24. The method of claim 23 , further comprising applying a synthesis filter or predictor, which introduces selected correlation to a vector quantizer codebook in the analysis-by-synthesis vector-quantization of the signal gain sequence to add selected self correlation to the codebook vectors.

25. The method of claim 24 in which selection between the high and low correlation synthesis filters or predictor is made to maximize similarity between signal and reconstructed vectors.

26. The method of claim 22 , comprising using each value of gain index in the analysis-by-synthesis vector-quantization of the signal gain.

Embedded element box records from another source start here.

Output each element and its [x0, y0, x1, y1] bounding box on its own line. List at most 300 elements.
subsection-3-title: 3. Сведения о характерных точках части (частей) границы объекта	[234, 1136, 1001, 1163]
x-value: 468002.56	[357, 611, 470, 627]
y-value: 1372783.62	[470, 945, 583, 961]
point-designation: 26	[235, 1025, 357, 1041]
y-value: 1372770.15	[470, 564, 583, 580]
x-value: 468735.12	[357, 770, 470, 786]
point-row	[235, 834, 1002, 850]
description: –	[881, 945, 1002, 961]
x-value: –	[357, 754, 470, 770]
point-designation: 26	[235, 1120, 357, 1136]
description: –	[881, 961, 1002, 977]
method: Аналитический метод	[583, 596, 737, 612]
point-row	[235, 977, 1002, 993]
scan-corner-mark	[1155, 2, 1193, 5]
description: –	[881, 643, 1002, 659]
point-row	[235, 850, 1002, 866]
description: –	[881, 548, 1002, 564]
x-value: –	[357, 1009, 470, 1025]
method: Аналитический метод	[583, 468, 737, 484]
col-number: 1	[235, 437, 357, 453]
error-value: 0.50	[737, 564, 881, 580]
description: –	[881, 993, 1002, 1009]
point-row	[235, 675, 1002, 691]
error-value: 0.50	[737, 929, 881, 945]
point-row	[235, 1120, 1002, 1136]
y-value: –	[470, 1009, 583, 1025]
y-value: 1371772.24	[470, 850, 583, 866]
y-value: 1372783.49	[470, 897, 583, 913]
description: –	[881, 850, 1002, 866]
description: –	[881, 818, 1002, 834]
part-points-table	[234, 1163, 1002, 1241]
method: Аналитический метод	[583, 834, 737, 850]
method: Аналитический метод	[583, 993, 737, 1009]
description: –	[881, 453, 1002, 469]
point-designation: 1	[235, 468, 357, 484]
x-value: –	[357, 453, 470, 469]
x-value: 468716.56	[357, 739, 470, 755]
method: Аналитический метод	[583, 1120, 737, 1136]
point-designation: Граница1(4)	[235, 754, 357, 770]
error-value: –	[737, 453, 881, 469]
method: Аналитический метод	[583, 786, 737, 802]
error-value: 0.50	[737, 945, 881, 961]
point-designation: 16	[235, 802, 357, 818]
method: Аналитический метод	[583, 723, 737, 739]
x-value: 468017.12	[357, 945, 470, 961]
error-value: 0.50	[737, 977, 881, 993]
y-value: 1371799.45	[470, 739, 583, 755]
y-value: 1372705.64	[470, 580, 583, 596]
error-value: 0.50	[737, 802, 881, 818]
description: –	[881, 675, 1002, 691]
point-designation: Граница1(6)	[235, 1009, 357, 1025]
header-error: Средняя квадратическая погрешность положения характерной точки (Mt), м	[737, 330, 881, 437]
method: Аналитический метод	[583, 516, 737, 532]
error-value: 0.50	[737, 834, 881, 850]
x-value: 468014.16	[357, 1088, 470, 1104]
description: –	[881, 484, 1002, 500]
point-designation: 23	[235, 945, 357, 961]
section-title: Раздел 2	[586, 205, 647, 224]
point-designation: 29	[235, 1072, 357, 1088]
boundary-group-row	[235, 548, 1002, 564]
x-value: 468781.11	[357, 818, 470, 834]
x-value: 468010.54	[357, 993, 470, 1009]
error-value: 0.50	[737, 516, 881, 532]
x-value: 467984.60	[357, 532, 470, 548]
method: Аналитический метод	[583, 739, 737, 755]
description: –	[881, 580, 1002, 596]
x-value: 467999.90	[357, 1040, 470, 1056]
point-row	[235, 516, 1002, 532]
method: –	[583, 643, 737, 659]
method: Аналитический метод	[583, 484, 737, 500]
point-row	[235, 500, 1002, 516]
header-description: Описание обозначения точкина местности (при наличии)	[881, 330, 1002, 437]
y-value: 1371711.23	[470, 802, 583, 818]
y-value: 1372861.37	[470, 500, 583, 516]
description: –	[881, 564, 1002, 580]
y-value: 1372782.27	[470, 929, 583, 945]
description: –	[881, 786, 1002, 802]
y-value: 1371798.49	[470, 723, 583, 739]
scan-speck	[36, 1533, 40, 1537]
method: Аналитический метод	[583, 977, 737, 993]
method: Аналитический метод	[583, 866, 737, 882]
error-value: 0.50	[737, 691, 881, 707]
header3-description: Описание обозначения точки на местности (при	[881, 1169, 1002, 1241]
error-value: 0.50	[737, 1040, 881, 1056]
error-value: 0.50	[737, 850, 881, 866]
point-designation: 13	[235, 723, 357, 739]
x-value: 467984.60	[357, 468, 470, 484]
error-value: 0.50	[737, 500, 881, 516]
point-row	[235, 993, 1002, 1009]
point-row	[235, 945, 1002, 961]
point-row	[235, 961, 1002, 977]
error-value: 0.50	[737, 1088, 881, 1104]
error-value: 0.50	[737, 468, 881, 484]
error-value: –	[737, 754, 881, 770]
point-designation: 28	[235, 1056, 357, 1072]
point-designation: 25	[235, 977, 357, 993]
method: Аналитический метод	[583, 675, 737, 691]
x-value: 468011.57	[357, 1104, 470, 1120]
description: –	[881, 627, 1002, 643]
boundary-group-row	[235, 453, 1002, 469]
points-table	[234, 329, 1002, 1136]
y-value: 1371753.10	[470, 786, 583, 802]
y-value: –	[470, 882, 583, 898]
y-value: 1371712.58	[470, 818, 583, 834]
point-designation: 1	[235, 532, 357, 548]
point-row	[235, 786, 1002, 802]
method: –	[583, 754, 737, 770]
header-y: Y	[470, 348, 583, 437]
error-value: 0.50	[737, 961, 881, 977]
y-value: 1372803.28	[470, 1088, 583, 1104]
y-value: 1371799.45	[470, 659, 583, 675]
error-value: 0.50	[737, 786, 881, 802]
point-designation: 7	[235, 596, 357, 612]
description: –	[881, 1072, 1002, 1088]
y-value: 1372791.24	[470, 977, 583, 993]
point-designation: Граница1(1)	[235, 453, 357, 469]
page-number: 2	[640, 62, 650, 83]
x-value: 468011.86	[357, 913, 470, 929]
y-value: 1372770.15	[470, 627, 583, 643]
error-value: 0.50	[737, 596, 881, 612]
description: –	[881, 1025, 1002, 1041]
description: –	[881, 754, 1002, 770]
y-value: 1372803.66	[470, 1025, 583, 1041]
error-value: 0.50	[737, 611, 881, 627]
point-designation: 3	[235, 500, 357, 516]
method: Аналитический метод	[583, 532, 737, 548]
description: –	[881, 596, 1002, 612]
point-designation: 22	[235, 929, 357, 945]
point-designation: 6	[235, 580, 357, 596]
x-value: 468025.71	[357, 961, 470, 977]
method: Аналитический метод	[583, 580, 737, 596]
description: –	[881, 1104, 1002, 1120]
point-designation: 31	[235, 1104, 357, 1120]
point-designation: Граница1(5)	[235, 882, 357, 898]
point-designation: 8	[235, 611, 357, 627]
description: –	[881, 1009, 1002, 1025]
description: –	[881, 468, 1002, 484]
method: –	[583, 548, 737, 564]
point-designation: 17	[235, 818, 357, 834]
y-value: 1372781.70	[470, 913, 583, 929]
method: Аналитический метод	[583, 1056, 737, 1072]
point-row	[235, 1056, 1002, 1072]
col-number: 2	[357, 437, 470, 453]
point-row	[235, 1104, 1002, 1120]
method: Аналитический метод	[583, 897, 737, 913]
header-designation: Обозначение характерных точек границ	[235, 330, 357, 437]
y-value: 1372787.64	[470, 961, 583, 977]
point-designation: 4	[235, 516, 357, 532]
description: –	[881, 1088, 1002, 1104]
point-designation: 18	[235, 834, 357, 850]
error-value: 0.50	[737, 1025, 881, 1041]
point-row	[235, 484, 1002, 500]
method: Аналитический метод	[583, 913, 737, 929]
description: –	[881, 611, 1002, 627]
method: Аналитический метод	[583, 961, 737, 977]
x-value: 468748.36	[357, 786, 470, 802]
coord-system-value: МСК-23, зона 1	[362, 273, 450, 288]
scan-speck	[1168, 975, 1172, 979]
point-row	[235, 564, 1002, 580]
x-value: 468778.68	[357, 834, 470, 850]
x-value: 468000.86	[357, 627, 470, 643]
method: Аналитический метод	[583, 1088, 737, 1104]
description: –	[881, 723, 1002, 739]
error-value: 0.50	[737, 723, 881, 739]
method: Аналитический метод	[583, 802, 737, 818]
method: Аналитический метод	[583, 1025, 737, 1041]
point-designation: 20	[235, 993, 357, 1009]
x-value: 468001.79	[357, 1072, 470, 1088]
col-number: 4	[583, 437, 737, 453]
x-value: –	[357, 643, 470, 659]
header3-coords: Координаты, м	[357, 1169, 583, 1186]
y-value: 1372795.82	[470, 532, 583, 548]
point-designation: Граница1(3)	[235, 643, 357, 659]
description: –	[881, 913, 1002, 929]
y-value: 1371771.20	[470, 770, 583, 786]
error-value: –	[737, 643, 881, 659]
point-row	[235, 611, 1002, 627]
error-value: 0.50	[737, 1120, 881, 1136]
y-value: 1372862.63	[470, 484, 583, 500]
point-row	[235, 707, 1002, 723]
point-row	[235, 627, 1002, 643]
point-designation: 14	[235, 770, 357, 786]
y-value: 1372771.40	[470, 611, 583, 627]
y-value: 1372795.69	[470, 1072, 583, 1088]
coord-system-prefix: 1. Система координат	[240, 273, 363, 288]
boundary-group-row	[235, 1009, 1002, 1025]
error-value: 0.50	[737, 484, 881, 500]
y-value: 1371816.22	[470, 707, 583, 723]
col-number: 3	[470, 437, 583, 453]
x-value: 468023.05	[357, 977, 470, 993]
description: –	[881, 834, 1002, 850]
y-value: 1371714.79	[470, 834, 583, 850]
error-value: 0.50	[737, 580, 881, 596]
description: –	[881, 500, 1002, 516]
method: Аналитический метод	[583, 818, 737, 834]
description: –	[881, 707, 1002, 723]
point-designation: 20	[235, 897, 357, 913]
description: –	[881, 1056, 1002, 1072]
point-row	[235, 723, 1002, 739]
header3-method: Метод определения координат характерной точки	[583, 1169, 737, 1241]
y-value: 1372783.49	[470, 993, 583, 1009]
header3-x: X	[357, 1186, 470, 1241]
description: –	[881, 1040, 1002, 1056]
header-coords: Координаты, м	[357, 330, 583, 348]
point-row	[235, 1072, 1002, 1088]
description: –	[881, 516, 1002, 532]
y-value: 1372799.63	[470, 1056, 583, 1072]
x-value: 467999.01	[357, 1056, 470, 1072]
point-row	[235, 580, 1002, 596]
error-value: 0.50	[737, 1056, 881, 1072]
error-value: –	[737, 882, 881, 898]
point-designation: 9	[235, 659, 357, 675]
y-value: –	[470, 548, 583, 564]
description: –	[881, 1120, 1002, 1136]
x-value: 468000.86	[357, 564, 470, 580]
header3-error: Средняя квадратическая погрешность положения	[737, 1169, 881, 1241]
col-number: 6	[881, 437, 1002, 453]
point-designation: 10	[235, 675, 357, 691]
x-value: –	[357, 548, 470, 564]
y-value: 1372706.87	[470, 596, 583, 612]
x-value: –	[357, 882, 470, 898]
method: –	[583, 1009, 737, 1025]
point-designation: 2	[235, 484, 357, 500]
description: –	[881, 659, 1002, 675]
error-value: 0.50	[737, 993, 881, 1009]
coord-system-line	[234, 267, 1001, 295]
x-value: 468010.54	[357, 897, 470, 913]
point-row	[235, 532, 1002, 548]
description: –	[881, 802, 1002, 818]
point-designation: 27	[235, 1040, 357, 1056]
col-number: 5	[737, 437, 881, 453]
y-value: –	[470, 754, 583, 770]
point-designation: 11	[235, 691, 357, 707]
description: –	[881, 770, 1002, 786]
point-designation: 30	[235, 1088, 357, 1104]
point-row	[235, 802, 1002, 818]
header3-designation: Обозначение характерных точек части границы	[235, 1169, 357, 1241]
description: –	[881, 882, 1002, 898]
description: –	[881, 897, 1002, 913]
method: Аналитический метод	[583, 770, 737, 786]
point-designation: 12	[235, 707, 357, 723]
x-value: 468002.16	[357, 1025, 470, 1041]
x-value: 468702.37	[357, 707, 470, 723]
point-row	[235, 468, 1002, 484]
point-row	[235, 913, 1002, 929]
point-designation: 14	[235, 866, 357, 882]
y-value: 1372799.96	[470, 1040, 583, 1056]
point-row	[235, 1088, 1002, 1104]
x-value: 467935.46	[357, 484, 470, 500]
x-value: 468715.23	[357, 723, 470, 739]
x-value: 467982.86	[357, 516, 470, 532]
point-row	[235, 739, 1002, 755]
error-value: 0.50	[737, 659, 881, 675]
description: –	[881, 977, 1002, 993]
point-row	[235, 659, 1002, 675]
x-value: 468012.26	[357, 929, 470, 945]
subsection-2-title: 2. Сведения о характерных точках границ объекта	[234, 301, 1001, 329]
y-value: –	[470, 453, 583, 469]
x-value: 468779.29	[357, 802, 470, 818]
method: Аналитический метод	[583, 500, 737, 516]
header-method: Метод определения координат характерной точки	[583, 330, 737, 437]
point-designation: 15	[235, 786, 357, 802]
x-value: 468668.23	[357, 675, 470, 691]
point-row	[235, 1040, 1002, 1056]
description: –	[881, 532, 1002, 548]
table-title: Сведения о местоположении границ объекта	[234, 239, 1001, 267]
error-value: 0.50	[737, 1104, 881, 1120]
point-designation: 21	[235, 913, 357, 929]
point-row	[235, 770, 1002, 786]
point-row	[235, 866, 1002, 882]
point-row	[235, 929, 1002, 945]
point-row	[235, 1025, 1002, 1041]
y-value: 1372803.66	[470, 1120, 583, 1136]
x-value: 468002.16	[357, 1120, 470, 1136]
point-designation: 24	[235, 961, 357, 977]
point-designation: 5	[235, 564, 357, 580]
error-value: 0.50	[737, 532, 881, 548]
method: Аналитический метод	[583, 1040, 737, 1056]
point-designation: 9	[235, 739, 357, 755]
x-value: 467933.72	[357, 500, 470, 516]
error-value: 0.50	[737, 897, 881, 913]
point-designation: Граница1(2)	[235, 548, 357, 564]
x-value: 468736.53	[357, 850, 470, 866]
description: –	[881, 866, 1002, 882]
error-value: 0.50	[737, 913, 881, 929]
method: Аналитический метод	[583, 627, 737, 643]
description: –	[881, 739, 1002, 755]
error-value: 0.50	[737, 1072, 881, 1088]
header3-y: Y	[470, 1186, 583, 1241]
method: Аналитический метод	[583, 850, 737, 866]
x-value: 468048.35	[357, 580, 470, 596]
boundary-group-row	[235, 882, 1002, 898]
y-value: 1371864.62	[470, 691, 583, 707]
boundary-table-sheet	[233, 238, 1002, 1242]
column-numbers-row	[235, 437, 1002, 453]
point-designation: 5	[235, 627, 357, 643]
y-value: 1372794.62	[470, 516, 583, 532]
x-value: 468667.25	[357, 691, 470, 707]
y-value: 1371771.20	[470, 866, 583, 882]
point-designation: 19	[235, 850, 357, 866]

27. The method of claim 22 wherein each value of gain index is used to select from a plurality of shapes and associated predictors or filters, each of which is used to generate an output shape vector, and comparing the output shape vector to an input shape vector.

28. The method of claim 27 in which said plurality of shapes has a predetermined number of values in the range of 2 to 50.

29. The method of claim 27 in which said plurality of shapes has a predetermined number of values in the range of 5 to 20.

30. The method of claim 22 including using a switch predictive synthesis filter or predictor.

31. A method for using a computer to interpolatively code audio waveforms signals, comprising: inputting a digitized waveform signal to the computer; decomposing said signal into a slowly evolving waveform, performing a vector-quantization of a dispersion phase by the slowly evolving waveform from which a linear shift attribute was reduced or removed and transforming the digitized audio waveform signals into interpolatively coded output waveform signals having a lower bitrate than said digitized audio waveform signals, wherein a plurality of bits of the coded output waveform signals are allocated to the vector-quantized dispersion phase with the reduced linear shift attribute.

32. The method of claim 31 in which at least one bit is allocated to the dispersion phase.

33. A method for using a computer to interpolatively code audio waveform signals comprising: inputting digitized audio waveform signals to a computer; using at least one processor of the computer to: determine input vectors representing the waveform signals; determine interpolated vectors for modeling the input vectors; compute an accumulated weighted distortion between the input vectors and the interpolated vectors as a sum of a modeling distortion and a quantization distortion; and determine an optimal vector which minimizes the modeling distortion; and using the thus computed accumulated weighted distortion to transform the digitized audio waveform signals into interpolatively coded output signals having a lower bitrate than said digitized audio waveform signals.

34. The method of claim 33 further comprising: using at least one processor of the computer to determine a respective quantized vector from the optimal vector.